Either way, this is heading to court. That has always been part of the plan. The 30 children at Riverstone Academy are nothing more than pawns in a right-wing culture war battle. This is all a calculated effort by ideological actors to pry open the wall between church and state by using schoolchildren as leverage. They won’t stop appealing this case until they can get it in front of their allies on the Supreme Court.

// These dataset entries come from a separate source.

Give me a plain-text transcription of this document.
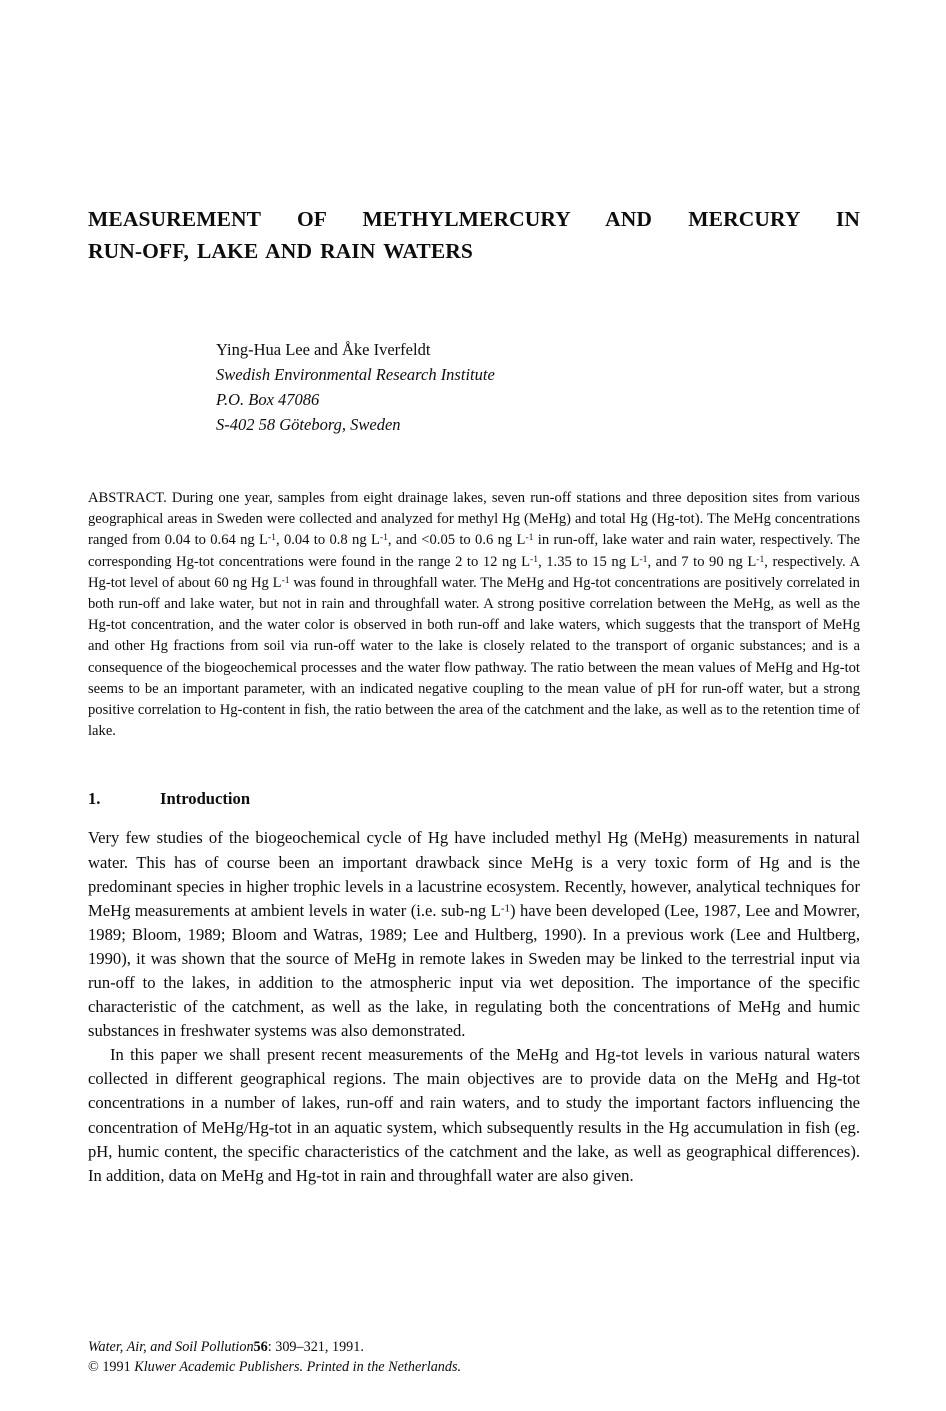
MEASUREMENT OF METHYLMERCURY AND MERCURY IN
RUN-OFF, LAKE AND RAIN WATERS
Ying-Hua Lee and Åke Iverfeldt
Swedish Environmental Research Institute
P.O. Box 47086
S-402 58 Göteborg, Sweden

ABSTRACT. During one year, samples from eight drainage lakes, seven run-off stations and three deposition sites from various geographical areas in Sweden were collected and analyzed for methyl Hg (MeHg) and total Hg (Hg-tot). The MeHg concentrations ranged from 0.04 to 0.64 ng $L^{-1}$, 0.04 to 0.8 ng $L^{-1}$, and <0.05 to 0.6 ng $L^{-1}$ in run-off, lake water and rain water, respectively. The corresponding Hg-tot concentrations were found in the range 2 to 12 ng $L^{-1}$, 1.35 to 15 ng $L^{-1}$, and 7 to 90 ng $L^{-1}$, respectively. A Hg-tot level of about 60 ng Hg $L^{-1}$ was found in throughfall water. The MeHg and Hg-tot concentrations are positively correlated in both run-off and lake water, but not in rain and throughfall water. A strong positive correlation between the MeHg, as well as the Hg-tot concentration, and the water color is observed in both run-off and lake waters, which suggests that the transport of MeHg and other Hg fractions from soil via run-off water to the lake is closely related to the transport of organic substances; and is a consequence of the biogeochemical processes and the water flow pathway. The ratio between the mean values of MeHg and Hg-tot seems to be an important parameter, with an indicated negative coupling to the mean value of pH for run-off water, but a strong positive correlation to Hg-content in fish, the ratio between the area of the catchment and the lake, as well as to the retention time of lake.

1.	Introduction

Very few studies of the biogeochemical cycle of Hg have included methyl Hg (MeHg) measurements in natural water. This has of course been an important drawback since MeHg is a very toxic form of Hg and is the predominant species in higher trophic levels in a lacustrine ecosystem. Recently, however, analytical techniques for MeHg measurements at ambient levels in water (i.e. sub-ng $L^{-1}$) have been developed (Lee, 1987, Lee and Mowrer, 1989; Bloom, 1989; Bloom and Watras, 1989; Lee and Hultberg, 1990). In a previous work (Lee and Hultberg, 1990), it was shown that the source of MeHg in remote lakes in Sweden may be linked to the terrestrial input via run-off to the lakes, in addition to the atmospheric input via wet deposition. The importance of the specific characteristic of the catchment, as well as the lake, in regulating both the concentrations of MeHg and humic substances in freshwater systems was also demonstrated.

In this paper we shall present recent measurements of the MeHg and Hg-tot levels in various natural waters collected in different geographical regions. The main objectives are to provide data on the MeHg and Hg-tot concentrations in a number of lakes, run-off and rain waters, and to study the important factors influencing the concentration of MeHg/Hg-tot in an aquatic system, which subsequently results in the Hg accumulation in fish (eg. pH, humic content, the specific characteristics of the catchment and the lake, as well as geographical differences). In addition, data on MeHg and Hg-tot in rain and throughfall water are also given.

Water, Air, and Soil Pollution56: 309–321, 1991.
© 1991 Kluwer Academic Publishers. Printed in the Netherlands.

The quiet approval process, the omission of religious references from the paperwork, the involvement of a national legal organization eager for a test case—none of that is an accident. It is the blueprint. And in that blueprint, transparency and constitutional boundaries are treated as obstacles to be bypassed. Having failed in their numerous attempts to get Christianity promoted in schools—by hiring chaplains or forcing Ten Commandments posters on the walls—they want to litigate their way to precedent.
Maybe the most damning thing about this story is what it says about everyone’s priorities. Children are being treated as subjects in a political experiment. The school’s religious mission is being hidden from those running the very system they expect will bankroll it.
Riverstone Academy isn’t just violating church-state separation; it’s gambling with children’s education to advance a right-wing agenda that ultimately harms public school students.
If they’re allowed to get away with this once, quietly, with 30 students in an industrial park, you can bet they’ll replicate this elsewhere. This needs to be stopped immediately before what’s happening in Colorado gets out of hand and leads to more “public religious” schools.

Fewer than half of all Americans now claim any kind of religious affiliation, but never the less right wing Christians continue to put their religion forward as the solution to all the world's problems. They do this in spite of the fact history does not begin to support their claims. Their obsession with indoctrinating children speaks directly to just how weak their belief system is. It is NEVER the job of our secular government to backstop Christianity or any other religion.
More Dominionist Creep/Wak-a-Mole. They want these cases before SCOTUS so bad they can taste it. Theocracy is just one of their goals. Teaching kids not to ask difficult questions and how to short-circuit critical thinking skills is an even bigger goal.